Wednesday, January 6, 2010

Oh You Know You Want It...

Don't you just love it when something BIG is about to happen in your life and you have no control over it at all. I am a self professed control freak and I like being, well, in control. That being said, it drives me crazy when things happen to me or around me and I cant stick my big fat nosey behind into it.

Enter the boyfriend with.....the ring. My darling significant other and I have been dating for about seven months now and I know, without a doubt that he is my one. He makes me happier than any other guy I have ever been with and I could totally see myself with him from now until the end of time. So naturally I want the big sparkly rock. I wouldn’t have dared to bring it up on my own...that is like the crazy girl relationship death sentence. If you bring up the ring before he is ready then you just look desperate.

However, there comes a time in a girl's life when she starts getting the "I-wanna-husband" itch. This usually occurs around 23 (in the south that is). At this point said girl has umpteen million friends who are all getting engaged and married. Desperation only enters the picture when the girl's younger friends start getting the rock and she has yet to. Now, this is not making light of the marriage itself. For at this point the girl doesn’t just want the perfect ring, she wants the perfect man and the perfect marriage.

As I am nearing that itchy time in my life, I want my happy ending. Not wanting to bring it up first, I waited and waited and waited. So I waited a little more and eventually the boyfriend brought up the topic. I am very sure he regrets having brought it up because now I am driving him up the wall. Every single day I want to ask "sooooo....how’s that proposal thing coming along?" Anything I can do to help you with that? Anything I can do to speed this process along? Hell I even drove 800 miles in one weekend so I could make sure he had the ring. (Which we didn’t get, but that is a whole other story)

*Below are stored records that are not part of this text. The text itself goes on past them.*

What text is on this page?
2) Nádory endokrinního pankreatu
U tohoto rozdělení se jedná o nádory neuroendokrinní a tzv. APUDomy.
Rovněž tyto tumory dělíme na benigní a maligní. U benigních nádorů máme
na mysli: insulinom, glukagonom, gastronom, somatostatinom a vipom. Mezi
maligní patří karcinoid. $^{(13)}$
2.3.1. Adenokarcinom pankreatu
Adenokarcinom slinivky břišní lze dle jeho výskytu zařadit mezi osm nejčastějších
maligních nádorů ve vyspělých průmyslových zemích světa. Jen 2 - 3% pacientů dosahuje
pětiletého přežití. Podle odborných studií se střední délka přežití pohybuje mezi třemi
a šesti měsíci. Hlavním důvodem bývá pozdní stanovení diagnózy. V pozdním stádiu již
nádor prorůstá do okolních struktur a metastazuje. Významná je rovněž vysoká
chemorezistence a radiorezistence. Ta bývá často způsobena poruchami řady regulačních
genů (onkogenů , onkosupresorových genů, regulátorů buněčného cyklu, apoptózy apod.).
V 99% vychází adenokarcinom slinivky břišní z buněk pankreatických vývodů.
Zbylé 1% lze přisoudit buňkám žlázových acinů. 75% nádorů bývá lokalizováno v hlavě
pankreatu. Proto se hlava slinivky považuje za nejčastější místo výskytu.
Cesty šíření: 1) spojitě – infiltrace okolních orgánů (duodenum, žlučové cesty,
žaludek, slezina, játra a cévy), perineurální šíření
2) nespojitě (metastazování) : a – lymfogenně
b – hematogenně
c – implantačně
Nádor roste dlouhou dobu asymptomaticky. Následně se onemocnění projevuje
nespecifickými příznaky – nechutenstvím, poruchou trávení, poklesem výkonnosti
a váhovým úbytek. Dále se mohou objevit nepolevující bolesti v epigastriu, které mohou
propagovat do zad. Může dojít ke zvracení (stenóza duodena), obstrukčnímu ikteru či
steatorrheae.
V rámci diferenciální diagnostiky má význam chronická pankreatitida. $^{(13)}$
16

I have to give the bf props though...he has been very patient and is keeping me super excited about it. It is difficult for me because I want the experience to be super wonderful and grand. The way I can ensure that is well...to plan it myself. The only problem is I don’t want to plan it myself. I want him to do it. I want it to be a total and complete surprise but the kind of surprise that is perfect in every aspect. No pressure.

I guess my only option is to trust him and know that the perfect moment will be perfect as long as at the end of the night I get to be engaged to my sweetheart.